In the book, Women Don’t Ask: Negotiation and The Gender Gap, authors Linda Babcock and Sara Laschever shed light on what should be some startling statistics. For example, men initiate negotiation four times more often than women, and women are 2.5 times more likely to feel apprehension when negotiating. Women are also more pessimistic about how much they should negotiate for, so they typically ask for and get less when they do negotiate—on average, 30 percent less than men.
While negotiation is a skill we should all optimize, the fact is, aside from homes and cars, electronics are one of the easiest purchases to negotiate. As an industry, electronics retailers operate on smaller margins than other retailers, but unlike other retailers, they are highly motivated to move through inventory as technology changes, new models emerge, and they are stuck with worthless product in a short period of time.
So, what’s a girl to do? Negotiate. Here are three quick tips to make sure you get the best deal, even if you are a negotiation novice.
1. When shopping in a brick and mortar, come armed with two questions: “What can you do?” and “I’d like to speak to your supervisor.”
The question “What can you do?” opens the door for negotiations and lets your sales person know that you are a savvy shopper who knows there are deals to be made. Whether the box is a little scuffed, only the floor unit is available for purchase, it’s not the color you want, or you have seen a better price somewhere else, you are in the position to make the sale work for you. Many retailers still have commission-based employees whose paychecks are determined by achieving sales and bonuses by reaching a quota. They want to work with you to get the sale.
The question “I’d like to speak with your supervisor” opens several avenues. Going back to the example of the clerk working off commission, you can image they do not want to give up that sale to their manager who would likely get the credit if you speak to them. It lets the salesperson know you mean business. Secondly, think about anytime you have bought a car. The salesperson comes up with a number, you counter, he goes back to talk with his sales manager, right? If the salesperson does not have the authority to make a deal, the manager likely is.
Expert Negotiator Tip: Do your homework beforehand to know what brands you are interested in and comparable competitors. Retailers may have bought into one brand from the manufacturer at a lower price, giving them wiggle room on the price to still make their margins. Having two brands that you are interested in gives you twice as many options.
2. Keep shopping after you have purchased.
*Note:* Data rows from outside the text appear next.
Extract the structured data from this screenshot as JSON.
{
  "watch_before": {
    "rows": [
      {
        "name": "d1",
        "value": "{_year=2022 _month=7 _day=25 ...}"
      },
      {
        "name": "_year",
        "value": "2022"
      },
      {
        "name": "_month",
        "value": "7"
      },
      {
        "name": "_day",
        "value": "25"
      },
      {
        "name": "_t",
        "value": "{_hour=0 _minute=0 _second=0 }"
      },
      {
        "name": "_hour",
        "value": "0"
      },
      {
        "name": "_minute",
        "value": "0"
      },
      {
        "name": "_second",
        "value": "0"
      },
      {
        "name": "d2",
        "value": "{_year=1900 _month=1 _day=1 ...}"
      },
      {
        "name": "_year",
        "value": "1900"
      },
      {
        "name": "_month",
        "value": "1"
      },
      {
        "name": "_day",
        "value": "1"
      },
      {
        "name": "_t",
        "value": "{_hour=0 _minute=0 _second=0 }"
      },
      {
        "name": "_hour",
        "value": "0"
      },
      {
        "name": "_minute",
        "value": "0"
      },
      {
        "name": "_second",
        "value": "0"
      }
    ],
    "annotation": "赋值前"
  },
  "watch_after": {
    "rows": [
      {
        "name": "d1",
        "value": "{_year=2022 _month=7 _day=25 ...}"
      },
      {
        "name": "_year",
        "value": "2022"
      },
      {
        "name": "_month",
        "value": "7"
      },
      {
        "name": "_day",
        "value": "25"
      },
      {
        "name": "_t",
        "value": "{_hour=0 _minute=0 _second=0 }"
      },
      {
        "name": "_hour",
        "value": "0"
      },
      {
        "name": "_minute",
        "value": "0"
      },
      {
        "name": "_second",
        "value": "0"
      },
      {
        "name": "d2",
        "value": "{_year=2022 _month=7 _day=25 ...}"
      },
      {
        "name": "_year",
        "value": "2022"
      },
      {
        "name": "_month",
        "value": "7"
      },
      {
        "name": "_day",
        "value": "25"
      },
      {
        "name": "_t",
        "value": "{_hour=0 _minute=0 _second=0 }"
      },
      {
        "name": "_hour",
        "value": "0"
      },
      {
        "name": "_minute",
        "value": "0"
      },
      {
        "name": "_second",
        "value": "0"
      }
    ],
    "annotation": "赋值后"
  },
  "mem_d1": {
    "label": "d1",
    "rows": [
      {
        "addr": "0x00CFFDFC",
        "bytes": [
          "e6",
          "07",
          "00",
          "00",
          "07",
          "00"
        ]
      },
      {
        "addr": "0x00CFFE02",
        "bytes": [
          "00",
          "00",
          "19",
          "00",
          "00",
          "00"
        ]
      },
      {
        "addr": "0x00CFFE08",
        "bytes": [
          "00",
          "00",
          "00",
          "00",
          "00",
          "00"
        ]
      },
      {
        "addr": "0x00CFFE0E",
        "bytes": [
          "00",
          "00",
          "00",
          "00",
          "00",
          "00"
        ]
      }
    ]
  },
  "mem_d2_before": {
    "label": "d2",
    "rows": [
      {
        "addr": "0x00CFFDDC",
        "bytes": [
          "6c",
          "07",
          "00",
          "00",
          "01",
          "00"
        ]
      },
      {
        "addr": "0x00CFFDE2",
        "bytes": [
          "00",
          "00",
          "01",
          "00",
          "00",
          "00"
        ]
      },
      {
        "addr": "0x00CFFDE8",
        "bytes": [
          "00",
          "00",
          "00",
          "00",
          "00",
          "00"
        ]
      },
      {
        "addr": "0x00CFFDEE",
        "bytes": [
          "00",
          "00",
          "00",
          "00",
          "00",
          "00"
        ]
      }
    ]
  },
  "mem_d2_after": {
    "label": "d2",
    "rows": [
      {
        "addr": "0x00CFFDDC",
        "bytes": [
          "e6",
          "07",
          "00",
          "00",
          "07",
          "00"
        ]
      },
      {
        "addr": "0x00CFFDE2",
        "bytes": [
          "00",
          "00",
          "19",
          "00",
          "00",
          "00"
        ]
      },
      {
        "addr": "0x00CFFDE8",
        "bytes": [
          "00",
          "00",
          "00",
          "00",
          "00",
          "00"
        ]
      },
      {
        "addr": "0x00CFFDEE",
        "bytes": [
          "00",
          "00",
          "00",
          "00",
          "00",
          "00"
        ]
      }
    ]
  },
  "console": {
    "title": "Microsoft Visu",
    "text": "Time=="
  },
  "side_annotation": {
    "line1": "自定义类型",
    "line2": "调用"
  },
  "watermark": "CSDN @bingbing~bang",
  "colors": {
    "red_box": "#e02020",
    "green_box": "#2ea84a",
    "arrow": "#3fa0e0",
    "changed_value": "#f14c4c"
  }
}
Sounds crazy because we all like to cross things off our list. However, many stores offer price changes after the sale. This is particularly important if you shop online, where the price may fluctuate daily. Keep your receipt and keep monitoring prices. From an operational and accounting standpoint, the retailer would rather credit your sale the difference than have you return the product for a refund and buy at a lower price. It is easier for both you and them.
Expert Negotiator Tip: Act quick. When you see the item go on sale, contact the retailer immediately. If you don’t have time right then, print out a screen shot of the product in case it fluctuates back up to your original price.
3. Take advantage of price matching.
Here’s a scenario. You have two things you want to purchase from Amazon to qualify for their free shipping minimum, but you find the second item at a lower cost at Best Buy. Do you pay shipping at Amazon to save on the second item from Best Buy? No. Contact Amazon, let them know you want them to have your business, that you want to purchase from them, but you have seen a better price somewhere else. Odds are they will honor the Best Buy price. In this market, the consumer is in the driver’s seat.
Expert Negotiator Tip: There are several great Web sites out there offering price comparisons. Pricegrabber.com is a great one. Make sure you enter the correct model number and compare away!
One overriding theme in negotiating with retailers is to be nice. People are more likely to help you when they want to work with you. As women, we can be nice yet firm and be a force to reckon with. Good luck!